MP calls on party not to overlook women

While initial provincial lists are showing a dearth of women in the ranks, African Christian Democracy Party (ACDP) MP Cheryllyn Dudley has high hopes that the National Elections list will have higher female representation and that provincial lists will be scrutinised.

In response to queries about the listing process and how it will impact on women representing the ACDP in legislatures across the country, Dudley said: “From the earliest years in the party it has been women who have played major roles in the party and it is on the back of their hard work and enthusiasm that the party is now on the brink of significant growth once again and noteworthy success at the ballot box.

“Women in the party, and indeed the whole country, are watching closely to see if the ACDP will get behind its strong, good women — especially young women with great potential — ensuring representation that depicts the realities in our country.

“It is my hope and appeal to delegates and executive members involved in listing”, that they do not inadvertently overlook the role women have and must play in the party going forward.”

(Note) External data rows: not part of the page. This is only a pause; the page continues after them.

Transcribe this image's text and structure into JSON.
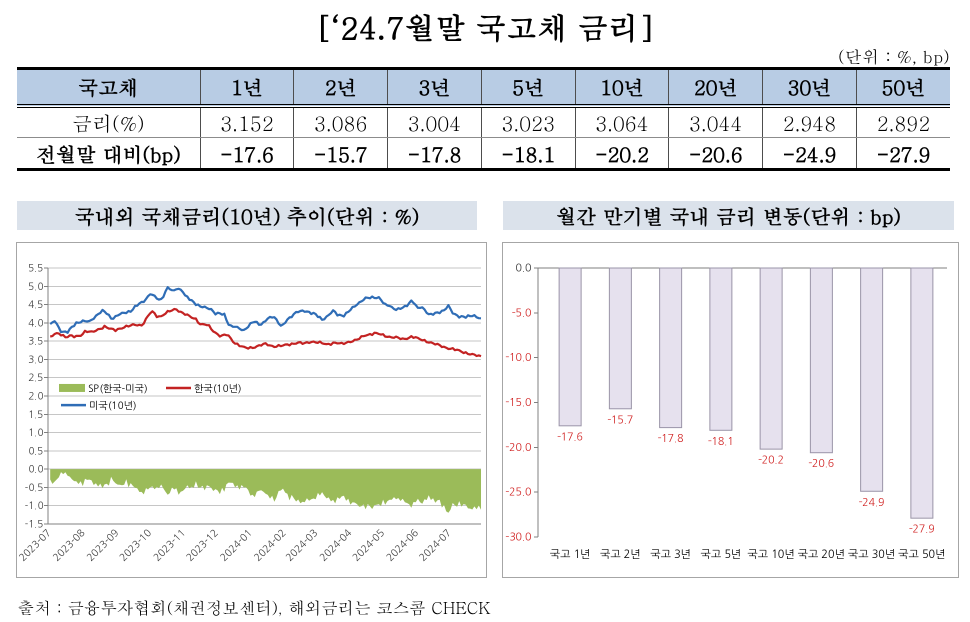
{
  "page": {
    "title": "[‘24.7월말 국고채 금리]",
    "unit_note": "(단위 : %, bp)",
    "source": "출처 : 금융투자협회(채권정보센터), 해외금리는 코스콤 CHECK"
  },
  "table": {
    "header": [
      "국고채",
      "1년",
      "2년",
      "3년",
      "5년",
      "10년",
      "20년",
      "30년",
      "50년"
    ],
    "rows": [
      {
        "label": "금리(%)",
        "values": [
          "3.152",
          "3.086",
          "3.004",
          "3.023",
          "3.064",
          "3.044",
          "2.948",
          "2.892"
        ],
        "bold": false
      },
      {
        "label": "전월말 대비(bp)",
        "values": [
          "-17.6",
          "-15.7",
          "-17.8",
          "-18.1",
          "-20.2",
          "-20.6",
          "-24.9",
          "-27.9"
        ],
        "bold": true
      }
    ],
    "header_bg": "#b8cce4"
  },
  "chart_data": [
    {
      "type": "line",
      "title": "국내외 국채금리(10년) 추이(단위 : %)",
      "ylim": [
        -1.5,
        5.5
      ],
      "ytick_step": 0.5,
      "ytick_labels": [
        "5.5",
        "5.0",
        "4.5",
        "4.0",
        "3.5",
        "3.0",
        "2.5",
        "2.0",
        "1.5",
        "1.0",
        "0.5",
        "0.0",
        "-0.5",
        "-1.0",
        "-1.5"
      ],
      "x_day_span": 396,
      "x_labels": [
        "2023-07",
        "2023-08",
        "2023-09",
        "2023-10",
        "2023-11",
        "2023-12",
        "2024-01",
        "2024-02",
        "2024-03",
        "2024-04",
        "2024-05",
        "2024-06",
        "2024-07"
      ],
      "x_label_days": [
        0,
        31,
        62,
        92,
        123,
        153,
        184,
        215,
        244,
        275,
        305,
        336,
        366
      ],
      "grid": true,
      "legend_position": "inside-left",
      "x_days": [
        2.0,
        4.0,
        6.0,
        8.0,
        10.0,
        11.9,
        13.9,
        15.9,
        17.9,
        19.9,
        21.9,
        23.9,
        25.9,
        27.9,
        29.9,
        31.8,
        33.8,
        35.8,
        37.8,
        39.8,
        41.8,
        43.8,
        45.8,
        47.8,
        49.8,
        51.7,
        53.7,
        55.7,
        57.7,
        59.7,
        61.7,
        63.7,
        65.7,
        67.7,
        69.7,
        71.6,
        73.6,
        75.6,
        77.6,
        79.6,
        81.6,
        83.6,
        85.6,
        87.6,
        89.6,
        91.5,
        93.5,
        95.5,
        97.5,
        99.5,
        101.5,
        103.5,
        105.5,
        107.5,
        109.5,
        111.4,
        113.4,
        115.4,
        117.4,
        119.4,
        121.4,
        123.4,
        125.4,
        127.4,
        129.4,
        131.3,
        133.3,
        135.3,
        137.3,
        139.3,
        141.3,
        143.3,
        145.3,
        147.3,
        149.3,
        151.2,
        153.2,
        155.2,
        157.2,
        159.2,
        161.2,
        163.2,
        165.2,
        167.2,
        169.2,
        171.1,
        173.1,
        175.1,
        177.1,
        179.1,
        181.1,
        183.1,
        185.1,
        187.1,
        189.1,
        191.0,
        193.0,
        195.0,
        197.0,
        199.0,
        201.0,
        203.0,
        205.0,
        207.0,
        208.9,
        210.9,
        212.9,
        214.9,
        216.9,
        218.9,
        220.9,
        222.9,
        224.9,
        226.9,
        228.8,
        230.8,
        232.8,
        234.8,
        236.8,
        238.8,
        240.8,
        242.8,
        244.8,
        246.8,
        248.7,
        250.7,
        252.7,
        254.7,
        256.7,
        258.7,
        260.7,
        262.7,
        264.7,
        266.7,
        268.6,
        270.6,
        272.6,
        274.6,
        276.6,
        278.6,
        280.6,
        282.6,
        284.6,
        286.6,
        288.5,
        290.5,
        292.5,
        294.5,
        296.5,
        298.5,
        300.5,
        302.5,
        304.5,
        306.5,
        308.4,
        310.4,
        312.4,
        314.4,
        316.4,
        318.4,
        320.4,
        322.4,
        324.4,
        326.4,
        328.3,
        330.3,
        332.3,
        334.3,
        336.3,
        338.3,
        340.3,
        342.3,
        344.3,
        346.3,
        348.2,
        350.2,
        352.2,
        354.2,
        356.2,
        358.2,
        360.2,
        362.2,
        364.2,
        366.2,
        368.1,
        370.1,
        372.1,
        374.1,
        376.1,
        378.1,
        380.1,
        382.1,
        384.1,
        386.1,
        388.0,
        390.0,
        392.0,
        394.0,
        396.0
      ],
      "series": [
        {
          "name": "SP(한국-미국)",
          "kind": "area",
          "color": "#9bbb59",
          "baseline": 0.0,
          "values": [
            -0.282,
            -0.403,
            -0.341,
            -0.283,
            -0.222,
            -0.081,
            -0.135,
            -0.087,
            -0.183,
            -0.203,
            -0.274,
            -0.326,
            -0.332,
            -0.406,
            -0.333,
            -0.464,
            -0.264,
            -0.295,
            -0.285,
            -0.304,
            -0.434,
            -0.388,
            -0.474,
            -0.395,
            -0.519,
            -0.417,
            -0.402,
            -0.449,
            -0.209,
            -0.321,
            -0.387,
            -0.423,
            -0.425,
            -0.44,
            -0.428,
            -0.276,
            -0.499,
            -0.381,
            -0.459,
            -0.51,
            -0.524,
            -0.624,
            -0.622,
            -0.69,
            -0.517,
            -0.558,
            -0.493,
            -0.472,
            -0.55,
            -0.485,
            -0.517,
            -0.42,
            -0.53,
            -0.62,
            -0.7,
            -0.655,
            -0.499,
            -0.557,
            -0.522,
            -0.698,
            -0.616,
            -0.594,
            -0.536,
            -0.443,
            -0.52,
            -0.483,
            -0.508,
            -0.33,
            -0.505,
            -0.506,
            -0.452,
            -0.58,
            -0.441,
            -0.468,
            -0.508,
            -0.598,
            -0.546,
            -0.585,
            -0.683,
            -0.51,
            -0.619,
            -0.412,
            -0.368,
            -0.372,
            -0.376,
            -0.5,
            -0.44,
            -0.56,
            -0.433,
            -0.5,
            -0.496,
            -0.569,
            -0.724,
            -0.7,
            -0.765,
            -0.613,
            -0.59,
            -0.577,
            -0.618,
            -0.674,
            -0.704,
            -0.806,
            -0.726,
            -0.891,
            -0.777,
            -0.598,
            -0.584,
            -0.532,
            -0.642,
            -0.675,
            -0.854,
            -0.704,
            -0.8,
            -0.884,
            -0.83,
            -0.931,
            -0.892,
            -0.905,
            -0.796,
            -0.865,
            -0.824,
            -0.803,
            -0.823,
            -0.65,
            -0.722,
            -0.628,
            -0.724,
            -0.8,
            -0.772,
            -0.882,
            -0.842,
            -0.936,
            -0.766,
            -0.813,
            -0.745,
            -0.73,
            -0.866,
            -0.811,
            -0.97,
            -0.907,
            -0.914,
            -0.957,
            -1.026,
            -1.015,
            -0.964,
            -1.097,
            -0.954,
            -1.017,
            -1.09,
            -0.983,
            -0.976,
            -0.959,
            -1.008,
            -0.832,
            -0.971,
            -0.873,
            -0.837,
            -0.836,
            -0.764,
            -0.825,
            -0.79,
            -0.872,
            -0.812,
            -0.907,
            -0.926,
            -0.961,
            -1.058,
            -0.898,
            -0.906,
            -0.811,
            -0.908,
            -0.945,
            -0.822,
            -0.845,
            -0.716,
            -0.844,
            -0.797,
            -0.92,
            -0.853,
            -0.836,
            -1.051,
            -0.976,
            -1.155,
            -1.193,
            -1.108,
            -0.925,
            -0.989,
            -1.03,
            -0.874,
            -1.024,
            -0.956,
            -0.971,
            -1.073,
            -1.08,
            -1.103,
            -1.018,
            -1.094,
            -0.994,
            -1.111
          ]
        },
        {
          "name": "한국(10년)",
          "kind": "line",
          "color": "#c32222",
          "values": [
            3.627,
            3.639,
            3.695,
            3.721,
            3.706,
            3.657,
            3.668,
            3.604,
            3.608,
            3.658,
            3.656,
            3.604,
            3.647,
            3.644,
            3.643,
            3.695,
            3.783,
            3.746,
            3.762,
            3.77,
            3.759,
            3.783,
            3.83,
            3.835,
            3.844,
            3.919,
            3.873,
            3.844,
            3.843,
            3.832,
            3.775,
            3.831,
            3.842,
            3.846,
            3.872,
            3.925,
            3.901,
            3.929,
            3.962,
            3.945,
            3.928,
            3.947,
            3.928,
            3.979,
            4.116,
            4.189,
            4.261,
            4.316,
            4.263,
            4.158,
            4.179,
            4.183,
            4.211,
            4.25,
            4.328,
            4.312,
            4.337,
            4.379,
            4.369,
            4.308,
            4.304,
            4.271,
            4.219,
            4.23,
            4.19,
            4.14,
            4.119,
            4.12,
            4.004,
            3.96,
            3.97,
            3.955,
            3.935,
            3.935,
            3.83,
            3.763,
            3.734,
            3.687,
            3.624,
            3.659,
            3.679,
            3.662,
            3.653,
            3.578,
            3.478,
            3.43,
            3.433,
            3.362,
            3.359,
            3.347,
            3.324,
            3.297,
            3.34,
            3.313,
            3.321,
            3.363,
            3.39,
            3.377,
            3.427,
            3.444,
            3.386,
            3.383,
            3.373,
            3.34,
            3.345,
            3.394,
            3.362,
            3.382,
            3.409,
            3.411,
            3.383,
            3.439,
            3.428,
            3.434,
            3.462,
            3.473,
            3.425,
            3.45,
            3.471,
            3.448,
            3.473,
            3.489,
            3.463,
            3.453,
            3.49,
            3.442,
            3.424,
            3.42,
            3.426,
            3.397,
            3.46,
            3.457,
            3.438,
            3.442,
            3.455,
            3.421,
            3.455,
            3.484,
            3.471,
            3.49,
            3.54,
            3.541,
            3.559,
            3.634,
            3.636,
            3.648,
            3.672,
            3.695,
            3.667,
            3.731,
            3.723,
            3.694,
            3.679,
            3.69,
            3.623,
            3.617,
            3.624,
            3.6,
            3.591,
            3.624,
            3.597,
            3.557,
            3.576,
            3.56,
            3.558,
            3.594,
            3.638,
            3.59,
            3.61,
            3.59,
            3.551,
            3.52,
            3.535,
            3.471,
            3.459,
            3.468,
            3.442,
            3.409,
            3.426,
            3.392,
            3.337,
            3.347,
            3.321,
            3.285,
            3.288,
            3.309,
            3.253,
            3.266,
            3.252,
            3.212,
            3.172,
            3.197,
            3.145,
            3.135,
            3.15,
            3.136,
            3.093,
            3.111,
            3.087
          ]
        },
        {
          "name": "미국(10년)",
          "kind": "line",
          "color": "#2f6db6",
          "values": [
            3.968,
            4.012,
            4.046,
            3.976,
            3.869,
            3.746,
            3.758,
            3.765,
            3.729,
            3.838,
            3.892,
            3.91,
            4.015,
            4.001,
            4.012,
            4.066,
            4.045,
            4.038,
            4.052,
            4.082,
            4.107,
            4.196,
            4.24,
            4.269,
            4.355,
            4.31,
            4.246,
            4.221,
            4.116,
            4.111,
            4.186,
            4.2,
            4.232,
            4.279,
            4.271,
            4.268,
            4.323,
            4.302,
            4.366,
            4.464,
            4.467,
            4.532,
            4.574,
            4.571,
            4.651,
            4.729,
            4.78,
            4.768,
            4.742,
            4.662,
            4.635,
            4.656,
            4.709,
            4.861,
            4.976,
            4.92,
            4.892,
            4.891,
            4.917,
            4.932,
            4.909,
            4.841,
            4.75,
            4.721,
            4.629,
            4.622,
            4.564,
            4.485,
            4.501,
            4.444,
            4.425,
            4.445,
            4.405,
            4.376,
            4.379,
            4.31,
            4.232,
            4.277,
            4.26,
            4.223,
            4.251,
            4.078,
            3.947,
            3.934,
            3.892,
            3.893,
            3.892,
            3.839,
            3.801,
            3.807,
            3.84,
            3.886,
            3.991,
            4.009,
            4.025,
            4.029,
            3.947,
            3.951,
            4.021,
            4.047,
            4.119,
            4.162,
            4.145,
            4.155,
            4.098,
            3.979,
            3.921,
            3.958,
            4.0,
            4.094,
            4.149,
            4.158,
            4.245,
            4.297,
            4.294,
            4.325,
            4.337,
            4.303,
            4.31,
            4.302,
            4.24,
            4.276,
            4.239,
            4.161,
            4.162,
            4.083,
            4.097,
            4.175,
            4.216,
            4.262,
            4.343,
            4.3,
            4.202,
            4.223,
            4.202,
            4.173,
            4.276,
            4.299,
            4.348,
            4.436,
            4.446,
            4.495,
            4.562,
            4.586,
            4.621,
            4.692,
            4.684,
            4.672,
            4.721,
            4.68,
            4.676,
            4.705,
            4.628,
            4.544,
            4.521,
            4.474,
            4.462,
            4.437,
            4.38,
            4.352,
            4.4,
            4.383,
            4.414,
            4.463,
            4.455,
            4.543,
            4.611,
            4.542,
            4.49,
            4.413,
            4.408,
            4.426,
            4.368,
            4.271,
            4.236,
            4.249,
            4.221,
            4.277,
            4.285,
            4.263,
            4.332,
            4.343,
            4.39,
            4.486,
            4.379,
            4.258,
            4.241,
            4.207,
            4.143,
            4.185,
            4.172,
            4.137,
            4.208,
            4.183,
            4.186,
            4.211,
            4.152,
            4.127,
            4.124
          ]
        }
      ]
    },
    {
      "type": "bar",
      "title": "월간 만기별 국내 금리 변동(단위 : bp)",
      "categories": [
        "국고 1년",
        "국고 2년",
        "국고 3년",
        "국고 5년",
        "국고 10년",
        "국고 20년",
        "국고 30년",
        "국고 50년"
      ],
      "values": [
        -17.6,
        -15.7,
        -17.8,
        -18.1,
        -20.2,
        -20.6,
        -24.9,
        -27.9
      ],
      "value_labels": [
        "-17.6",
        "-15.7",
        "-17.8",
        "-18.1",
        "-20.2",
        "-20.6",
        "-24.9",
        "-27.9"
      ],
      "ylim": [
        -30,
        0
      ],
      "ytick_step": 5,
      "ytick_labels": [
        "0.0",
        "-5.0",
        "-10.0",
        "-15.0",
        "-20.0",
        "-25.0",
        "-30.0"
      ],
      "grid": false,
      "bar_fill": "#e6e1ee",
      "bar_border": "#9a94a8",
      "label_color": "#d02020",
      "negative_tick_color": "#d02020",
      "zero_tick_color": "#333333"
    }
  ],
  "colors": {
    "table_header_bg": "#b8cce4",
    "chart_title_bg": "#dbe2eb",
    "spread_green": "#9bbb59",
    "korea_red": "#c32222",
    "us_blue": "#2f6db6",
    "bar_lavender": "#e6e1ee"
  }
}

Ahead of the national listing process commentators have said the ACDP needs to take note that some provinces are seen to have dropped the ball with, for instance, only three women featuring on the entire KZN list at this stage.

The ACDP has focused increasingly, on building a “shared future” and has been a player on the South African political stage since its formation in 1993.

As the name suggests, its central pillar is the Christian values and related moral principles it holds. The ACDP has also managed to shift the perception people had of the party from that of a solely religious party to one that is rational and practical, finding solutions to the many issues that concern every South African.

Political analyst, Fabian Scherer, pointed out, many structures that new political parties work towards, already exist and function within the ACDP so it does not need to deal with its internal affairs, but can fully commit to the election campaign in the run-up to the 2019 election.

According to the Electoral Commission, after the first voter registration weekend last year, 82% of all new registrations were under the age of 30 and of these, approximately 54% were young women. With these statistics, it would be unwise to ignore this influential sector of the electorate.

Following Scherer’s train of thought and in the light of state capture investigations placing the moral integrity of the ruling party in question, the ACDP can point to its values-based approach as a more morally transparent alternative.

And as verse 31 of the Book of Proverbs points out, women are not only capable of being hands-on in business, farming and trading — they speak with wisdom that inspires confidence. Women, admittedly have been less than supportive of each other in the past but this is changing and we want to see this reflected in the party’s representation.

People nationally and globally are looking to the ACDP to be a frontrunner in the achievement of this goal.”